An important skillset that translates well into industry is the ability to effectively communicate. Those that are able to articulate their ideas will be given far greater influence over project specifications and implementation details. You must also be able to communicate your ideas to a non-technical audience. A good opportunity to practice this is taking a technical writing class. In my technical writing class I worked on a project team composed of both engineers and non-engineers developing a Facebook game for a real company. The company itself was very non-technical and had expectations that went beyond what could be expected given the time constraints and technical knowledge in my group. This gave me valuable experience justifying technical design specifications both among my team and to the company without a technical base.

Effective communication is essential in preventing project knowledge silos across engineering teams. You can lessen the time it takes to onboard an engineer onto a project If you are able to clearly explain the abstract overview of the frameworks and project implementation details. Clear design documents can go a long way towards onboarding an engineer onto a project by giving them a starting point to understand the intent of the code.

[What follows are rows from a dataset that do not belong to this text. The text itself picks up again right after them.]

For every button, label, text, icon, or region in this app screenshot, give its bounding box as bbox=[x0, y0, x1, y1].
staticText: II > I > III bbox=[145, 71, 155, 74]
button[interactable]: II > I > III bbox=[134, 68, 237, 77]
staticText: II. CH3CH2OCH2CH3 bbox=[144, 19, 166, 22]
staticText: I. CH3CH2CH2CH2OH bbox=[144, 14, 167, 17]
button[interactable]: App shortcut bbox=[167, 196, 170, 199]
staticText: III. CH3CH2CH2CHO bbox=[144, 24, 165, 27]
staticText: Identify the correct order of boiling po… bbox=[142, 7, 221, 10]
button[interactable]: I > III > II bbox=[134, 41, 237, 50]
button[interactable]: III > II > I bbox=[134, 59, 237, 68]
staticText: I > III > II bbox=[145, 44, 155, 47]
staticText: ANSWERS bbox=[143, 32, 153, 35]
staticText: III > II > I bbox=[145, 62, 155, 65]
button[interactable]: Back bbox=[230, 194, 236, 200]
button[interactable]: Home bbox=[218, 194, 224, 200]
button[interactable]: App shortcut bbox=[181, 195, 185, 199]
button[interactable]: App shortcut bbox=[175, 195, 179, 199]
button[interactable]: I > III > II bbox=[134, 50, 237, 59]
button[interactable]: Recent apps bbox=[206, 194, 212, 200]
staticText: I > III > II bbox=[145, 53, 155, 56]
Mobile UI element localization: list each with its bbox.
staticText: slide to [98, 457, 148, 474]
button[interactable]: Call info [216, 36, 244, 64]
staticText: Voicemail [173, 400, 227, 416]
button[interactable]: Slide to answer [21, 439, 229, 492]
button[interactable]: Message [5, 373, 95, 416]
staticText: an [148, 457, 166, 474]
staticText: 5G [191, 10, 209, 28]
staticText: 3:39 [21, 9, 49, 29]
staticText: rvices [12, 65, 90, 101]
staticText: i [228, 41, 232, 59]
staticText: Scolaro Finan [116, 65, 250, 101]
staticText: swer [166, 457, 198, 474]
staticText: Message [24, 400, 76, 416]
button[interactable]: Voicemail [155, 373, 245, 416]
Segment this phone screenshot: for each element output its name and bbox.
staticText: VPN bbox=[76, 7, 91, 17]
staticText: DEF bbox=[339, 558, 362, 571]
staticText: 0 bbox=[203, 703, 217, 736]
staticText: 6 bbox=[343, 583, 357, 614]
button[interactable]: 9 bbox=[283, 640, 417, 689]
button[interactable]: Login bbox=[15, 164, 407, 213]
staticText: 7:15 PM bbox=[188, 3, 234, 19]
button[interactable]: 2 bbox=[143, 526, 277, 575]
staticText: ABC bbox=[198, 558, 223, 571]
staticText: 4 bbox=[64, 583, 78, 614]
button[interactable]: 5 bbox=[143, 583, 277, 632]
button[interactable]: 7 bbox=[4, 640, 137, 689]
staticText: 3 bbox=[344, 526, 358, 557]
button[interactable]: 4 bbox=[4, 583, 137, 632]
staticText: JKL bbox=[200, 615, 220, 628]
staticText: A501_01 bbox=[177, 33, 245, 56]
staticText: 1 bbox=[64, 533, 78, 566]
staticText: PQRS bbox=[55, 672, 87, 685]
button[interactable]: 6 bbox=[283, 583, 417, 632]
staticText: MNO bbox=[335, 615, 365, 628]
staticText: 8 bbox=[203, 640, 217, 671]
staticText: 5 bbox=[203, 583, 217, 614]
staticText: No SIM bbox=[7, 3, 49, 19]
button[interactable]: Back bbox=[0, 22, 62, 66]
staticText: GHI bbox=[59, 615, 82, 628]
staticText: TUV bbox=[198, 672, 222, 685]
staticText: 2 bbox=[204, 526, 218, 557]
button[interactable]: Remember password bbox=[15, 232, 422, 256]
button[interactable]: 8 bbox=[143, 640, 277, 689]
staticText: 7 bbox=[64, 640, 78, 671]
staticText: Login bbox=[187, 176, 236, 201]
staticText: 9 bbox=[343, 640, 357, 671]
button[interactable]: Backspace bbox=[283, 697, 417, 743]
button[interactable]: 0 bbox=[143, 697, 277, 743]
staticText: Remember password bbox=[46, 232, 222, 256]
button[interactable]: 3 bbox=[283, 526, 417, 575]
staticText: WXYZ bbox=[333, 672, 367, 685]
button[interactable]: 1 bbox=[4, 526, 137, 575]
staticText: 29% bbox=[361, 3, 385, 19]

You put yourself at risk of being the only one able to perform long-term maintenance on a project if you are unable to provide meaningful documentation.

Side projects matter

One of the best things I did while in college was work on a side project with a friend and classmate at Georgia Tech. We created an Artificial Intelligence Competition Framework that enabled the easy creation of new artificial intelligence challenges. The types of challenges created were based on the client implementing a single bot class, where the client would implement artificial intelligence logic to control the bot to compete in a game against other players. Working on this side project taught me more about scalability, testing, and software architecture than I learned in any class while in school. Not only did I learn many lessons from this project, it showed me that software engineering was something I was truly interested in, as I was working on a project that wasn’t required of me. Having a side project to talk about in interviews will not only show a potential employer your passion for the discipline, but your ability to take on a new project and the many challenges that it entails.

It’s a marathon, not a sprint

The transition into industry comes with the realization that there is always more work to do. Project roadmaps often stretch months and years into the future. The completion of one project entails immediate work on next feature, not free time until the next assignment. The completion of a project can often lead to a longer project roadmap as it opens additional possibilities. In addition, there are often co-worker and third party dependencies for your project that can hinder you from being able to complete the project in a single coding binge. Late night code binges can result in monolithic, hard to read code reviews if no one is available at 3 am to do your code reviews. Consistent, sustainable productivity is essential, as project requirements in industry are far more likely to change than college assignments.

This realization forced me to adapt my work habits that I had formed and utilized to great success in college. I often worked unnecessarily late into the night, often pulling intentional all nighters, to finish assignments far ahead of the due date so that I could guarantee myself several day stretches where I had absolutely no assignments to work on. This strategy does not translate well into industry. Working in long stretches Monday through Wednesday does not mean I can take the rest of the week off. Also I’ve found that my ability to function during all nighters has quickly deteriorated, where the toll on my body and cognitive function can last for several days. The lesson I’ve learned from this is that it’s a marathon, not a sprint.

I learned many of these lessons the hard way. Some of my early class projects were not written to be easily extensible. When the next assignments built upon the previous I was forced to rewrite far more code than had I architected it properly. When I first started at Wealthfront I attempted to work in a continuous sprint. I was quickly starting to feel burned out, and the switch to focusing on the longer picture not only helped with burn out, but made me more productive. I hope learning these lessons vicariously through my experiences will lead you to a successful and smooth transition into the workforce.